Para llevar a cabo este proyecto —para el que sus creadores han estado trabajando a lo largo de dos décadas y media, que se dice rápido—, los Coen han contado con un reparto de auténtico lujo: Tim Blake Nelson, Clancy Brown, Tim DeZarn, James Franco, Stephen Root, Liam Neeson, Harry Melling, Jiji Hise, Tom Waits, Bill Heck, Brendan Gleeson, Saul Rubinek, Tyne Daly, y podría seguir y seguir. Todos ellos logran dar vida a unos personajes arquetípicos pero geniales, que se mueven en un entorno perfectamente creado, digno de las mejores películas históricas, en las que lo más importante es la ambientación.

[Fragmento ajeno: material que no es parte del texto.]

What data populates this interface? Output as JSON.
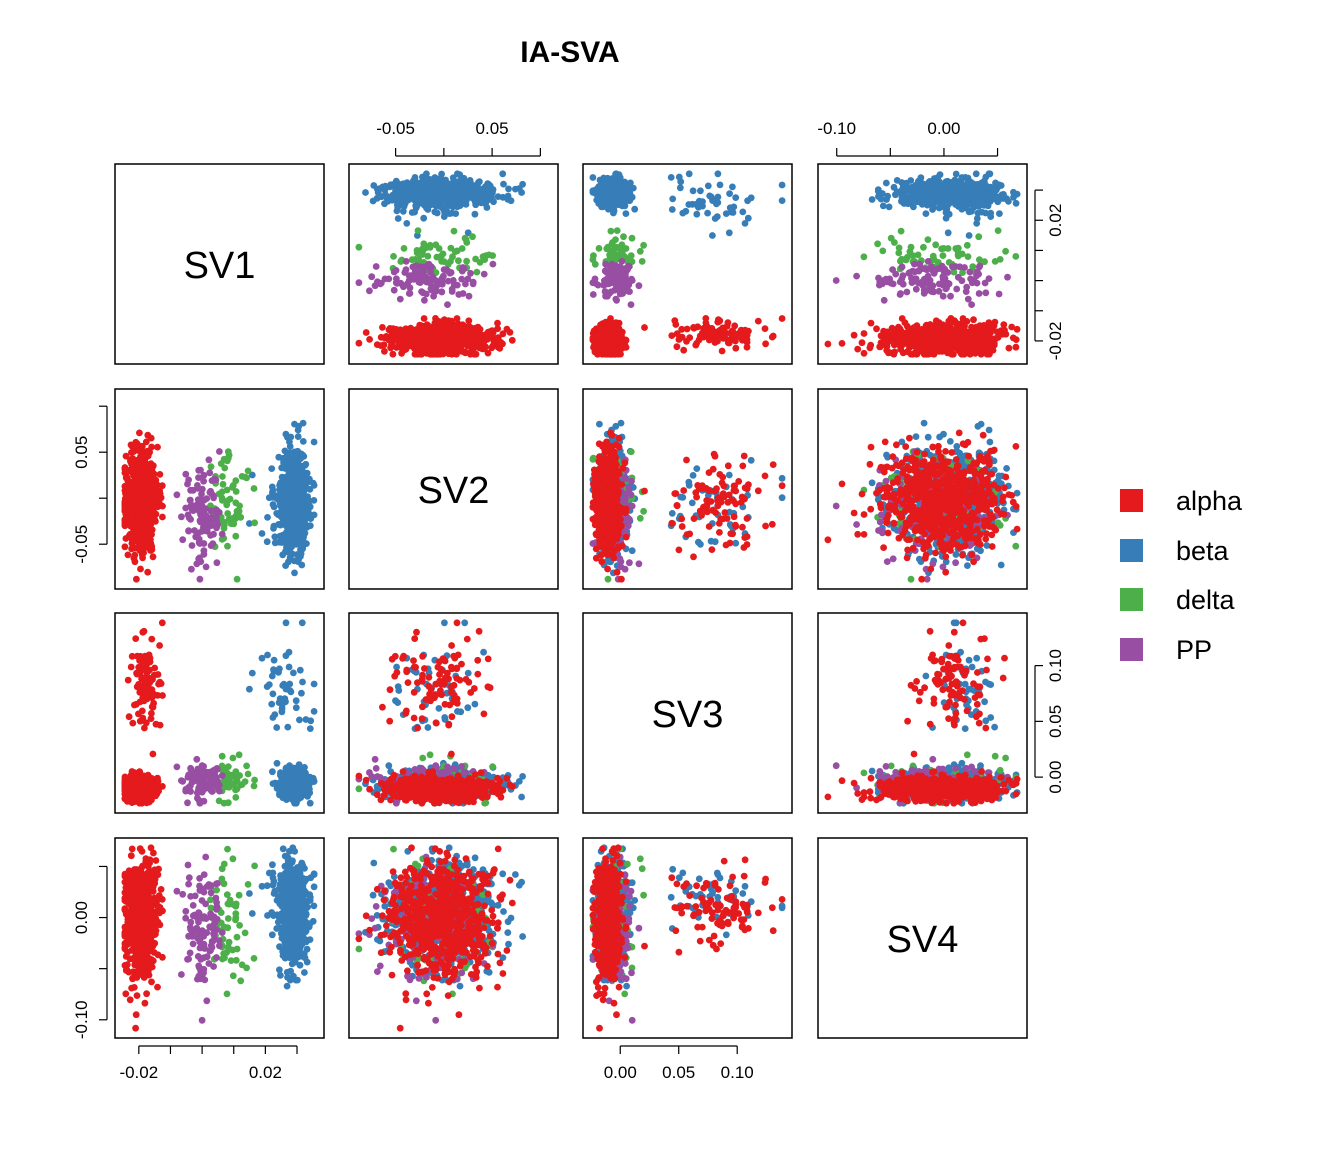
{
  "chart_data": {
    "type": "scatter",
    "title": "IA-SVA",
    "variables": [
      "SV1",
      "SV2",
      "SV3",
      "SV4"
    ],
    "ranges": {
      "SV1": [
        -0.025,
        0.036
      ],
      "SV2": [
        -0.09,
        0.11
      ],
      "SV3": [
        -0.025,
        0.14
      ],
      "SV4": [
        -0.11,
        0.07
      ]
    },
    "ticks": {
      "SV1": {
        "values": [
          -0.02,
          -0.01,
          0.0,
          0.01,
          0.02,
          0.03
        ],
        "labels": [
          "-0.02",
          "",
          "",
          "",
          "0.02",
          ""
        ]
      },
      "SV2": {
        "values": [
          -0.05,
          0.0,
          0.05,
          0.1
        ],
        "labels": [
          "-0.05",
          "",
          "0.05",
          ""
        ]
      },
      "SV3": {
        "values": [
          0.0,
          0.05,
          0.1
        ],
        "labels": [
          "0.00",
          "0.05",
          "0.10"
        ]
      },
      "SV4": {
        "values": [
          -0.1,
          -0.05,
          0.0,
          0.05
        ],
        "labels": [
          "-0.10",
          "",
          "0.00",
          ""
        ]
      }
    },
    "series": [
      {
        "name": "alpha",
        "color": "#e41a1c",
        "n": 700,
        "clusters": [
          {
            "w": 0.86,
            "sv1": [
              -0.0195,
              0.0025
            ],
            "sv2": [
              0.0,
              0.028
            ],
            "sv3": [
              -0.01,
              0.005
            ],
            "sv4": [
              -0.005,
              0.03
            ]
          },
          {
            "w": 0.14,
            "sv1": [
              -0.0175,
              0.0025
            ],
            "sv2": [
              -0.005,
              0.022
            ],
            "sv3": [
              0.085,
              0.02
            ],
            "sv4": [
              0.01,
              0.018
            ]
          }
        ]
      },
      {
        "name": "beta",
        "color": "#377eb8",
        "n": 640,
        "clusters": [
          {
            "w": 0.92,
            "sv1": [
              0.029,
              0.0022
            ],
            "sv2": [
              0.0,
              0.028
            ],
            "sv3": [
              -0.007,
              0.006
            ],
            "sv4": [
              0.005,
              0.025
            ]
          },
          {
            "w": 0.08,
            "sv1": [
              0.026,
              0.005
            ],
            "sv2": [
              -0.01,
              0.02
            ],
            "sv3": [
              0.075,
              0.03
            ],
            "sv4": [
              0.02,
              0.015
            ]
          }
        ]
      },
      {
        "name": "delta",
        "color": "#4daf4a",
        "n": 60,
        "clusters": [
          {
            "w": 1.0,
            "sv1": [
              0.008,
              0.0035
            ],
            "sv2": [
              -0.005,
              0.03
            ],
            "sv3": [
              -0.002,
              0.01
            ],
            "sv4": [
              -0.01,
              0.03
            ]
          }
        ]
      },
      {
        "name": "PP",
        "color": "#984ea3",
        "n": 110,
        "clusters": [
          {
            "w": 1.0,
            "sv1": [
              0.0,
              0.003
            ],
            "sv2": [
              -0.02,
              0.025
            ],
            "sv3": [
              -0.003,
              0.008
            ],
            "sv4": [
              -0.015,
              0.025
            ]
          }
        ]
      }
    ],
    "legend_position": "right"
  }
}
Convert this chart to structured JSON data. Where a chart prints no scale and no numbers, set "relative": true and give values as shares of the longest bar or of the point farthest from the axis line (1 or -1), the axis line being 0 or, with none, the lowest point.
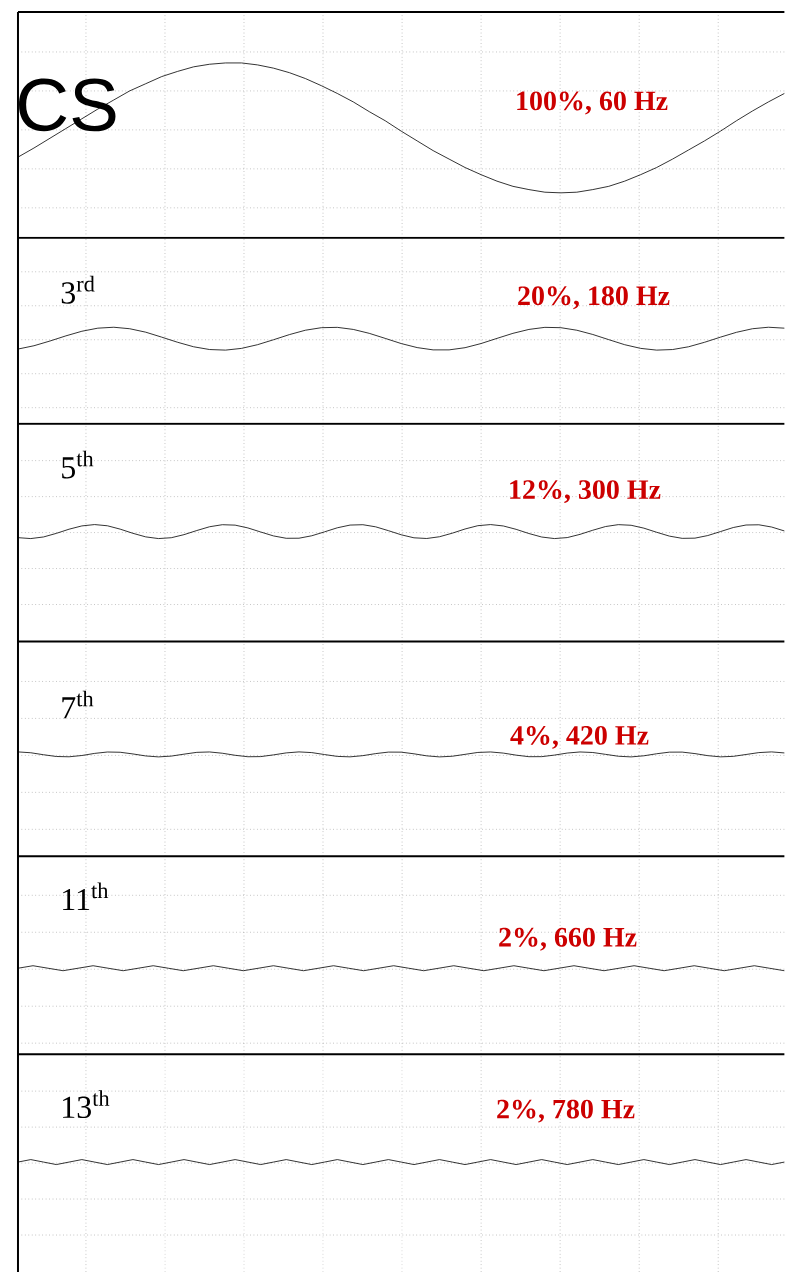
{
  "chart_data": [
    {
      "type": "line",
      "relative": true,
      "grid": true,
      "categories": [
        null,
        null,
        null,
        null,
        null,
        null,
        null,
        null,
        null,
        null,
        null,
        null,
        null,
        null,
        null,
        null,
        null,
        null,
        null,
        null,
        null,
        null,
        null,
        null,
        null,
        null,
        null,
        null,
        null,
        null,
        null,
        null,
        null,
        null,
        null,
        null,
        null,
        null,
        null,
        null,
        null,
        null,
        null,
        null,
        null,
        null,
        null,
        null,
        null
      ],
      "series": [
        {
          "color": "#000000",
          "values": [
            -0.45,
            -0.31,
            -0.16,
            -0.01,
            0.14,
            0.29,
            0.43,
            0.57,
            0.68,
            0.79,
            0.87,
            0.94,
            0.98,
            1.0,
            1.0,
            0.97,
            0.92,
            0.85,
            0.76,
            0.65,
            0.53,
            0.4,
            0.25,
            0.11,
            -0.05,
            -0.2,
            -0.35,
            -0.48,
            -0.61,
            -0.72,
            -0.82,
            -0.9,
            -0.95,
            -0.99,
            -1.0,
            -0.99,
            -0.95,
            -0.9,
            -0.82,
            -0.72,
            -0.61,
            -0.48,
            -0.34,
            -0.2,
            -0.05,
            0.11,
            0.26,
            0.4,
            0.53
          ]
        }
      ],
      "annotations": [
        "CS",
        "100%, 60 Hz"
      ]
    },
    {
      "type": "line",
      "relative": true,
      "grid": true,
      "categories": [
        null,
        null,
        null,
        null,
        null,
        null,
        null,
        null,
        null,
        null,
        null,
        null,
        null,
        null,
        null,
        null,
        null,
        null,
        null,
        null,
        null,
        null,
        null,
        null,
        null,
        null,
        null,
        null,
        null,
        null,
        null,
        null,
        null,
        null,
        null,
        null,
        null,
        null,
        null,
        null,
        null,
        null,
        null,
        null,
        null,
        null,
        null,
        null,
        null
      ],
      "series": [
        {
          "color": "#000000",
          "values": [
            -0.9,
            -0.61,
            -0.2,
            0.25,
            0.65,
            0.92,
            1.0,
            0.87,
            0.57,
            0.14,
            -0.31,
            -0.7,
            -0.94,
            -0.99,
            -0.84,
            -0.52,
            -0.09,
            0.36,
            0.74,
            0.96,
            0.99,
            0.81,
            0.47,
            0.03,
            -0.42,
            -0.77,
            -0.97,
            -0.97,
            -0.78,
            -0.42,
            0.03,
            0.47,
            0.81,
            0.99,
            0.96,
            0.74,
            0.37,
            -0.08,
            -0.52,
            -0.84,
            -0.99,
            -0.94,
            -0.7,
            -0.31,
            0.14,
            0.56,
            0.87,
            1.0,
            0.92
          ]
        }
      ],
      "annotations": [
        "3$^{rd}$",
        "20%, 180 Hz"
      ]
    },
    {
      "type": "line",
      "relative": true,
      "grid": true,
      "categories": [
        null,
        null,
        null,
        null,
        null,
        null,
        null,
        null,
        null,
        null,
        null,
        null,
        null,
        null,
        null,
        null,
        null,
        null,
        null,
        null,
        null,
        null,
        null,
        null,
        null,
        null,
        null,
        null,
        null,
        null,
        null,
        null,
        null,
        null,
        null,
        null,
        null,
        null,
        null,
        null,
        null,
        null,
        null,
        null,
        null,
        null,
        null,
        null,
        null,
        null,
        null,
        null,
        null,
        null,
        null,
        null,
        null,
        null,
        null,
        null,
        null
      ],
      "series": [
        {
          "color": "#000000",
          "values": [
            -0.87,
            -1.0,
            -0.77,
            -0.26,
            0.34,
            0.81,
            1.0,
            0.83,
            0.35,
            -0.25,
            -0.76,
            -1.0,
            -0.88,
            -0.44,
            0.15,
            0.69,
            0.98,
            0.92,
            0.52,
            -0.06,
            -0.62,
            -0.96,
            -0.95,
            -0.6,
            -0.04,
            0.54,
            0.93,
            0.98,
            0.68,
            0.13,
            -0.46,
            -0.89,
            -0.99,
            -0.74,
            -0.23,
            0.37,
            0.84,
            1.0,
            0.8,
            0.32,
            -0.28,
            -0.78,
            -1.0,
            -0.86,
            -0.4,
            0.19,
            0.72,
            0.99,
            0.9,
            0.49,
            -0.1,
            -0.65,
            -0.97,
            -0.94,
            -0.57,
            0.0,
            0.58,
            0.94,
            0.97,
            0.65,
            0.09
          ]
        }
      ],
      "annotations": [
        "5$^{th}$",
        "12%, 300 Hz"
      ]
    },
    {
      "type": "line",
      "relative": true,
      "grid": true,
      "categories": [
        null,
        null,
        null,
        null,
        null,
        null,
        null,
        null,
        null,
        null,
        null,
        null,
        null,
        null,
        null,
        null,
        null,
        null,
        null,
        null,
        null,
        null,
        null,
        null,
        null,
        null,
        null,
        null,
        null,
        null,
        null,
        null,
        null,
        null,
        null,
        null,
        null,
        null,
        null,
        null,
        null,
        null,
        null,
        null,
        null,
        null,
        null,
        null,
        null,
        null,
        null,
        null,
        null,
        null,
        null,
        null,
        null,
        null,
        null,
        null,
        null
      ],
      "series": [
        {
          "color": "#000000",
          "values": [
            1.0,
            0.66,
            -0.14,
            -0.84,
            -0.96,
            -0.44,
            0.4,
            0.96,
            0.86,
            0.18,
            -0.62,
            -1.0,
            -0.68,
            0.1,
            0.82,
            0.98,
            0.46,
            -0.36,
            -0.94,
            -0.88,
            -0.2,
            0.6,
            1.0,
            0.72,
            -0.06,
            -0.8,
            -0.98,
            -0.5,
            0.32,
            0.92,
            0.9,
            0.24,
            -0.58,
            -1.0,
            -0.74,
            0.02,
            0.78,
            0.98,
            0.52,
            -0.3,
            -0.92,
            -0.9,
            -0.28,
            0.54,
            0.98,
            0.76,
            0.02,
            -0.74,
            -1.0,
            -0.56,
            0.26,
            0.9,
            0.92,
            0.32,
            -0.5,
            -0.98,
            -0.78,
            -0.04,
            0.72,
            1.0,
            0.58
          ]
        }
      ],
      "annotations": [
        "7$^{th}$",
        "4%, 420 Hz"
      ]
    },
    {
      "type": "line",
      "relative": true,
      "grid": true,
      "categories": [
        null,
        null,
        null,
        null,
        null,
        null,
        null,
        null,
        null,
        null,
        null,
        null,
        null,
        null,
        null,
        null,
        null,
        null,
        null,
        null,
        null,
        null,
        null,
        null,
        null,
        null,
        null,
        null,
        null,
        null,
        null,
        null,
        null,
        null,
        null,
        null,
        null,
        null,
        null,
        null,
        null,
        null,
        null,
        null,
        null,
        null,
        null,
        null,
        null,
        null,
        null,
        null
      ],
      "series": [
        {
          "color": "#000000",
          "values": [
            0,
            1,
            0,
            -1,
            0,
            1,
            0,
            -1,
            0,
            1,
            0,
            -1,
            0,
            1,
            0,
            -1,
            0,
            1,
            0,
            -1,
            0,
            1,
            0,
            -1,
            0,
            1,
            0,
            -1,
            0,
            1,
            0,
            -1,
            0,
            1,
            0,
            -1,
            0,
            1,
            0,
            -1,
            0,
            1,
            0,
            -1,
            0,
            1,
            0,
            -1,
            0,
            1,
            0,
            -1
          ]
        }
      ],
      "annotations": [
        "11$^{th}$",
        "2%, 660 Hz"
      ]
    },
    {
      "type": "line",
      "relative": true,
      "grid": true,
      "categories": [
        null,
        null,
        null,
        null,
        null,
        null,
        null,
        null,
        null,
        null,
        null,
        null,
        null,
        null,
        null,
        null,
        null,
        null,
        null,
        null,
        null,
        null,
        null,
        null,
        null,
        null,
        null,
        null,
        null,
        null,
        null,
        null,
        null,
        null,
        null,
        null,
        null,
        null,
        null,
        null,
        null,
        null,
        null,
        null,
        null,
        null,
        null,
        null,
        null,
        null,
        null,
        null,
        null,
        null,
        null,
        null,
        null,
        null,
        null,
        null,
        null
      ],
      "series": [
        {
          "color": "#000000",
          "values": [
            0,
            1,
            0,
            -1,
            0,
            1,
            0,
            -1,
            0,
            1,
            0,
            -1,
            0,
            1,
            0,
            -1,
            0,
            1,
            0,
            -1,
            0,
            1,
            0,
            -1,
            0,
            1,
            0,
            -1,
            0,
            1,
            0,
            -1,
            0,
            1,
            0,
            -1,
            0,
            1,
            0,
            -1,
            0,
            1,
            0,
            -1,
            0,
            1,
            0,
            -1,
            0,
            1,
            0,
            -1,
            0,
            1,
            0,
            -1,
            0,
            1,
            0,
            -1,
            0
          ]
        }
      ],
      "annotations": [
        "13$^{th}$",
        "2%, 780 Hz"
      ]
    }
  ]
}
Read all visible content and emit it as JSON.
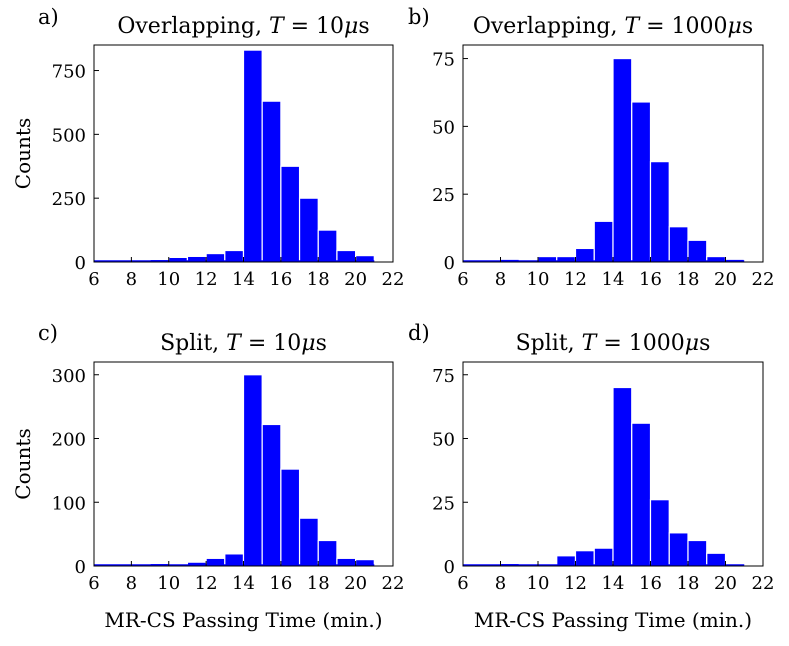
{
  "chart_data": [
    {
      "type": "bar",
      "panel_letter": "a)",
      "title": "Overlapping, T = 10μs",
      "title_parts": {
        "prefix": "Overlapping, ",
        "var": "T",
        "eq": " = 10",
        "mu": "μ",
        "unit": "s"
      },
      "ylabel": "Counts",
      "xlabel": "",
      "xlim": [
        6,
        22
      ],
      "ylim": [
        0,
        850
      ],
      "xticks": [
        6,
        8,
        10,
        12,
        14,
        16,
        18,
        20,
        22
      ],
      "yticks": [
        0,
        250,
        500,
        750
      ],
      "bin_width": 1,
      "bins": [
        6,
        7,
        8,
        9,
        10,
        11,
        12,
        13,
        14,
        15,
        16,
        17,
        18,
        19,
        20
      ],
      "values": [
        1,
        2,
        5,
        10,
        18,
        22,
        33,
        45,
        830,
        630,
        375,
        250,
        125,
        45,
        25
      ]
    },
    {
      "type": "bar",
      "panel_letter": "b)",
      "title": "Overlapping, T = 1000μs",
      "title_parts": {
        "prefix": "Overlapping, ",
        "var": "T",
        "eq": " = 1000",
        "mu": "μ",
        "unit": "s"
      },
      "ylabel": "",
      "xlabel": "",
      "xlim": [
        6,
        22
      ],
      "ylim": [
        0,
        80
      ],
      "xticks": [
        6,
        8,
        10,
        12,
        14,
        16,
        18,
        20,
        22
      ],
      "yticks": [
        0,
        25,
        50,
        75
      ],
      "bin_width": 1,
      "bins": [
        6,
        7,
        8,
        9,
        10,
        11,
        12,
        13,
        14,
        15,
        16,
        17,
        18,
        19,
        20
      ],
      "values": [
        0,
        0,
        1,
        0,
        2,
        2,
        5,
        15,
        75,
        59,
        37,
        13,
        8,
        2,
        1
      ]
    },
    {
      "type": "bar",
      "panel_letter": "c)",
      "title": "Split, T = 10μs",
      "title_parts": {
        "prefix": "Split, ",
        "var": "T",
        "eq": " = 10",
        "mu": "μ",
        "unit": "s"
      },
      "ylabel": "Counts",
      "xlabel": "MR-CS Passing Time (min.)",
      "xlim": [
        6,
        22
      ],
      "ylim": [
        0,
        320
      ],
      "xticks": [
        6,
        8,
        10,
        12,
        14,
        16,
        18,
        20,
        22
      ],
      "yticks": [
        0,
        100,
        200,
        300
      ],
      "bin_width": 1,
      "bins": [
        6,
        7,
        8,
        9,
        10,
        11,
        12,
        13,
        14,
        15,
        16,
        17,
        18,
        19,
        20
      ],
      "values": [
        0,
        1,
        2,
        4,
        3,
        6,
        12,
        19,
        300,
        222,
        152,
        75,
        40,
        12,
        10
      ]
    },
    {
      "type": "bar",
      "panel_letter": "d)",
      "title": "Split, T = 1000μs",
      "title_parts": {
        "prefix": "Split, ",
        "var": "T",
        "eq": " = 1000",
        "mu": "μ",
        "unit": "s"
      },
      "ylabel": "",
      "xlabel": "MR-CS Passing Time (min.)",
      "xlim": [
        6,
        22
      ],
      "ylim": [
        0,
        80
      ],
      "xticks": [
        6,
        8,
        10,
        12,
        14,
        16,
        18,
        20,
        22
      ],
      "yticks": [
        0,
        25,
        50,
        75
      ],
      "bin_width": 1,
      "bins": [
        6,
        7,
        8,
        9,
        10,
        11,
        12,
        13,
        14,
        15,
        16,
        17,
        18,
        19,
        20
      ],
      "values": [
        0,
        0,
        1,
        0,
        0,
        4,
        6,
        7,
        70,
        56,
        26,
        13,
        10,
        5,
        0
      ]
    }
  ],
  "colors": {
    "bar": "#0000ff",
    "bar_edge": "#ffffff",
    "axes": "#000000"
  }
}
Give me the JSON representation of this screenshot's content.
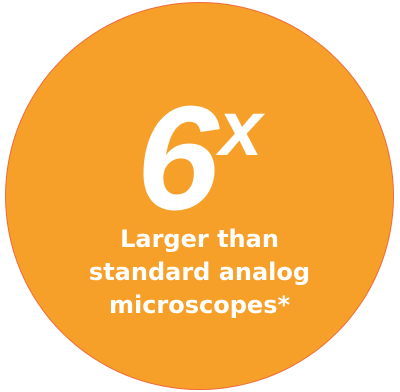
{
  "badge": {
    "number": "6",
    "unit": "x",
    "caption_lines": [
      "Larger than",
      "standard analog",
      "microscopes*"
    ],
    "colors": {
      "fill": "#f7a029",
      "border": "#f16a3a",
      "text": "#ffffff"
    }
  }
}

La balada de Buster Scruggs destaca por cualquier elemento que la forme: el guión, los actores, la realización, pero si por algo creo que se merece una mención especial es por la fotografía. Y es que a medida que avanza, descubrimos que la luz es un personaje más, que juega con los otros según sea necesario para la historia. Hay historias en los que apenas hay sombras, otras que son filmadas durante «la hora mágica», y otras en las que se ha buscado ese tono tan peculiar de los spaghetti western. No es para menos que se pueda decir que es una película que brille con luz propia… Lo sé, lo sé, el comentario era forzado y cogido con pinzas.
Una de las pocas pegas que se le puede hallar a esta película es que empieza muy fuerte y a medida que avanza el metraje parece que pierda fuelle. Los segmentos de The Ballad of Buster Scruggs, Near Algodones y All Gold Canyon son brillantes y tienen un tono perfecto, mientras que los otros tres —Meal Ticket, The Gal Who Got Rattled y The Mortal Remains—, aun siendo buenos, es como si se desinflaran a medida va avanzando, algo que se acentúa más teniendo lo bueno al principio y lo no tan bueno al final.
Podría resumiros cada relato para que comprendierais este «bajón» de ritmo en cuanto a la trama, sin embargo, prefiero decir que el argumento no llega a tener importancia, ya que lo que realmente importa es la manera en la que, en apenas unos minutos, se crea un ambiente acorde el mensaje que se quiere enviar. Y es que La balada de Buster Scruggs no es tanto una película del oeste, es una antología de relatos que hacen tributo a un género inmortal del cine, y un producto que vale mucho la pena ver.